By Julie Gordon and Steve Scherer
OTTAWA (Reuters) – Canadian businesses now expect inflation to be high for longer, with firms eyeing survey-high wage increases over the next year and many planning to pass rising costs onto customers, a Bank of Canada survey showed Monday.
Consumers’ short-term expectations for price increases, meanwhile, are at record levels and Canadians generally see inflation as “more pervasive”, the central bank said in a separate survey, adding most people continue to believe prices can be tamed.
“Compared to last quarter, businesses expect inflation to be high for longer,” the bank said in its second quarter Business Outlook Survey.

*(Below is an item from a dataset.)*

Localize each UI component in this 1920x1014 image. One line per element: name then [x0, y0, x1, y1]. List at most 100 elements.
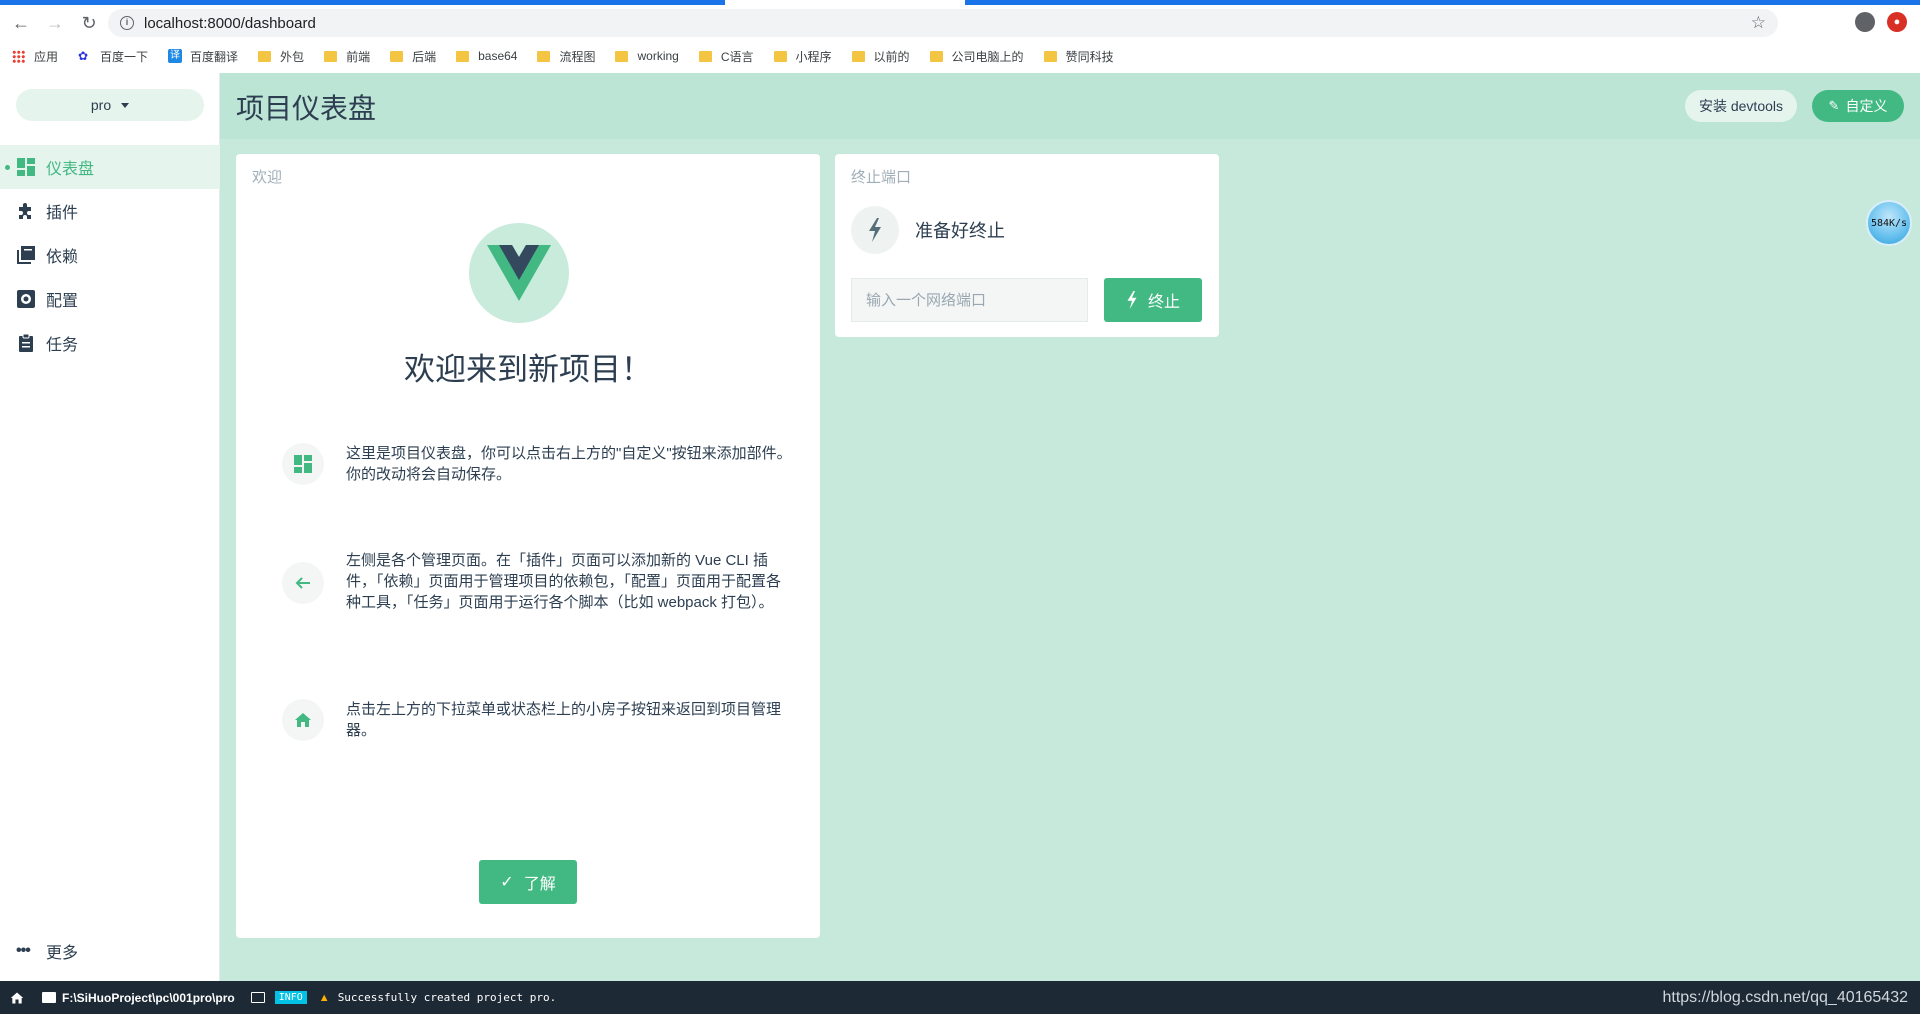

Businesses continue to expect input and output prices to rise significantly and at a greater rate over the next 12 months, with inflation expected to be above 3% on average over the next two years. Nearly a quarter of firms expect price increases “well above” the 2% target for three years or more.
“Many firms continue to report plans for raising wages to attract and retain workers,” the bank said, with businesses now expecting wage increases of 5.8% on average over the next 12 months, up from 5.2% in the previous survey.
This as capacity pressures remain elevated and supply chain issues continue to increase costs. Still an increasing number of firms now foresee the pace of growth slowing to normal, with more economic uncertainty adding to risks, the survey found.
Canada’s inflation rate hit 7.7% in May, a near 40-year high. The survey will likely reinforce expectations of a 75-basis point increase at the next Bank of Canada rate decision on July 13.
The Canadian dollar was trading 0.1% higher at 1.2874 to the greenback, or 77.68 U.S. cents.